Spreading influence? The U.S.S.R. covered an area the size of North America. But that was just home base. When I was in second grade I wrote down a list of countries that were "our friends." We had communist regimes in China, Cuba, Angola, North Korea and South Yemen. We had puppet governments in Eastern Europe, client states in Africa and Southeast Asia, rebel armies in Latin America, and Communism Lite socialists in India and Chile. We had a lot of friends. I wanted to collect a coin from each.
Brutality? The Cambodian despot Pol Pot executed people for wearing eyeglasses, part of his extermination of a quarter of the country's population. One could teach a graduate course just on communist war crimes.
Threat to American civilians? In 1983, the Soviet high command thought a NATO war exercise in Europe was cover for a nuclear missile attack and came perilously close to launching a preemptive strike of its own. If you are an American over age 33, you came within minutes of being wiped off the map. How's that for uncomfortable?

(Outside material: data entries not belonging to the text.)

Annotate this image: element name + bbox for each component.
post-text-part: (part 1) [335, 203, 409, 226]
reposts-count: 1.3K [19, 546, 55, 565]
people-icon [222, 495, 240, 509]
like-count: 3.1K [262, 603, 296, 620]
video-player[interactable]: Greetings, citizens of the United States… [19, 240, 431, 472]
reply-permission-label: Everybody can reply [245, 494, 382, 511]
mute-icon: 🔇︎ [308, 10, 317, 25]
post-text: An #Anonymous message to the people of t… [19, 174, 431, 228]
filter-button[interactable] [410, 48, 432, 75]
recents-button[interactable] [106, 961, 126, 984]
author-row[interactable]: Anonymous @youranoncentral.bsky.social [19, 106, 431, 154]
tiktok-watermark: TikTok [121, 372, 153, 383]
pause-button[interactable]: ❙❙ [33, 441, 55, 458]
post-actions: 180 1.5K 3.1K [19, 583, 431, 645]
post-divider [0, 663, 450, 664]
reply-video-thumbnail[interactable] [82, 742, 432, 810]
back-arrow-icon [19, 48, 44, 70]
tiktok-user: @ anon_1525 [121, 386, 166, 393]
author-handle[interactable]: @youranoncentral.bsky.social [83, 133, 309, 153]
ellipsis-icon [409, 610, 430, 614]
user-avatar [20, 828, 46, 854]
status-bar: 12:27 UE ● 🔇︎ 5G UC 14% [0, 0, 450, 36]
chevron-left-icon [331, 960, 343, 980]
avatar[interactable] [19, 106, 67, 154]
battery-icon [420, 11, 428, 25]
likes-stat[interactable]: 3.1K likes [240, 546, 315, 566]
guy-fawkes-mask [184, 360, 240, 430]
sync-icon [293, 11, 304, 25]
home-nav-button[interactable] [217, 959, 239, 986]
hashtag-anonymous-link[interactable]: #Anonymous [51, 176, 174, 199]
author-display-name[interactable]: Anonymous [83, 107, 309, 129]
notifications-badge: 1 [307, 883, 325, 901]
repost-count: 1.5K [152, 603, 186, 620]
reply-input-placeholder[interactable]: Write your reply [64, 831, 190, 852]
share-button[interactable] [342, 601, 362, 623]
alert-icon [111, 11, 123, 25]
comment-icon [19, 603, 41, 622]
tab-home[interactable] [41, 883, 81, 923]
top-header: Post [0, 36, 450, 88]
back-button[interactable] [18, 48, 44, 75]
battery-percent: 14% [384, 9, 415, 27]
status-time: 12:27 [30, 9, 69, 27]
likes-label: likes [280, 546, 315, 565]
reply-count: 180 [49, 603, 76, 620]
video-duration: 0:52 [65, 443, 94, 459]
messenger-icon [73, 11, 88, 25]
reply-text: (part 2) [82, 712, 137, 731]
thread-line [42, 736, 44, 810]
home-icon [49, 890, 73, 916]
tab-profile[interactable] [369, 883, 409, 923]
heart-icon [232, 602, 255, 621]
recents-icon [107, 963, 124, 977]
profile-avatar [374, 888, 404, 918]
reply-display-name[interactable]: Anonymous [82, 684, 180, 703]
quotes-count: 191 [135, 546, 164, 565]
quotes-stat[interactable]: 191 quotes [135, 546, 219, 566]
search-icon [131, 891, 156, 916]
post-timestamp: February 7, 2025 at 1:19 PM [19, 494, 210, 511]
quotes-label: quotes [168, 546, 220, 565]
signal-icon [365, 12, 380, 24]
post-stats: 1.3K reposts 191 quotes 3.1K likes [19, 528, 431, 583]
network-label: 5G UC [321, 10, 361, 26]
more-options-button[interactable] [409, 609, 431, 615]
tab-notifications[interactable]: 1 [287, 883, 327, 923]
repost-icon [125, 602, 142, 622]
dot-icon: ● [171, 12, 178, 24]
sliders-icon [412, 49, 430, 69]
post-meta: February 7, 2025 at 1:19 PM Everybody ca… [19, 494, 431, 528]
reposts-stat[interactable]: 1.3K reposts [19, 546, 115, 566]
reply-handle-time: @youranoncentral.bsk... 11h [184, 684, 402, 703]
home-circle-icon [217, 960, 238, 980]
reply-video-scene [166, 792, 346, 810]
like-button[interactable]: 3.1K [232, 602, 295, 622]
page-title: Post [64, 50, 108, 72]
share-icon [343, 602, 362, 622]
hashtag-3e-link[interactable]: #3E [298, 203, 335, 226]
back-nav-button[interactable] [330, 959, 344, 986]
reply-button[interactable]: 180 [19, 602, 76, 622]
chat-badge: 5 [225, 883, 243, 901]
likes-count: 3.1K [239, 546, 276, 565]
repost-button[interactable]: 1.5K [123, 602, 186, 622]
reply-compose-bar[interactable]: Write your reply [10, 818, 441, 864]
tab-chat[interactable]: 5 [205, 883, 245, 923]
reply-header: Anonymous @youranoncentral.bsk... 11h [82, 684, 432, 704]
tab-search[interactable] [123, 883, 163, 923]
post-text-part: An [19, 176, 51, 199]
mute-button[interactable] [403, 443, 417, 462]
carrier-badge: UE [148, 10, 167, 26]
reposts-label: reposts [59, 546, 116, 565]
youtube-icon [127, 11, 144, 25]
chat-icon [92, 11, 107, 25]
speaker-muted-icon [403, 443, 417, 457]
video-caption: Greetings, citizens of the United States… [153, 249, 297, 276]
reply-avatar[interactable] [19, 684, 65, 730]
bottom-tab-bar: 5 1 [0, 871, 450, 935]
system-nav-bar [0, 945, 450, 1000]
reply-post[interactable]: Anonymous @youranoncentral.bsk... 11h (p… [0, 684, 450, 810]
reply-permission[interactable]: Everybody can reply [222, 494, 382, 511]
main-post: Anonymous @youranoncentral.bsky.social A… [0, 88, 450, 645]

And yet, as the red banner of communism marched across the globe and the threat of domestic collaborators gripped the nation, America not only faced down this ideological adversary, but also eventually rejected the concomitant paranoia. That's worth remembering.
The Red scare of the 1950s had everything going for it. It had a war in Korea keeping the nation on edge. It had the evidence of communist takeovers in China and growing movements in Vietnam and Cuba. It had the new medium of television beaming maps of falling dominoes and footage of marching armies into American living rooms. It had Sen. Joseph McCarthy's allegations, lists and hearings bringing the U.S. to the brink of hysteria. Above all, it had an entire population grappling with their safety and future in a newly nuclear world.
Long after it was over, Americans would marvel at how such an un-American movement had convulsed the land. The remarkable thing about the Red scare, however, is not how far it reached, but how short-lived it was.
It collapsed in dramatic fashion. In 1954, McCarthy was eviscerated on live television by chief counsel for the U.S. Army, Joseph Welch, who famously asked: "At long last, have you left no sense of decency?" McCarthy slinked off into obscurity, and the nation shook off its paranoia and moved on, determined, defiant and calm.
It's hard to overstate the implications of America's triumph over the Red scare. At its core lay a terrifying premise: The communist ideology was so insidious and toxic that no one — not your neighbors, not your children, not even yourself in your own mind — was immune. McCarthyism told the nation that it was besieged by an unstoppable evil. In finally rejecting that premise; America rejected defeatism.
That uniquely American decision played out repeatedly during the harrowing grind of the Cold War. Each decade — from the Cuban missile crisis, through the horrors of Vietnam, through the arms race and proxy wars of the early 1980s — American society was forced to again reject paralyzing paranoia.
Suddenly, communism suffered a stunning, worldwide collapse; seemingly overnight, the greatest threat to America's national welfare went from thermonuclear warheads to Bill Clinton's sexual peccadilloes. And then, for the first time in 40 years, a generation grew up without an existential threat — but thus also without the mind-set necessary to confront an ideological enemy without descending into panic.
That's my generation. My family escaped the U.S.S.R. shortly after I tallied up all those communist friends, and I'm now a naturalized U.S. citizen. As America's political and military leaders are engaging a new, brutal ideological enemy, I draw on the history of my adopted land to remind myself: America beat back hysteria before and can do it again.
Lev Golinkin is the author of the memoir "A Backpack, a Bear, and Eight Crates of Vodka." He lives in New Jersey.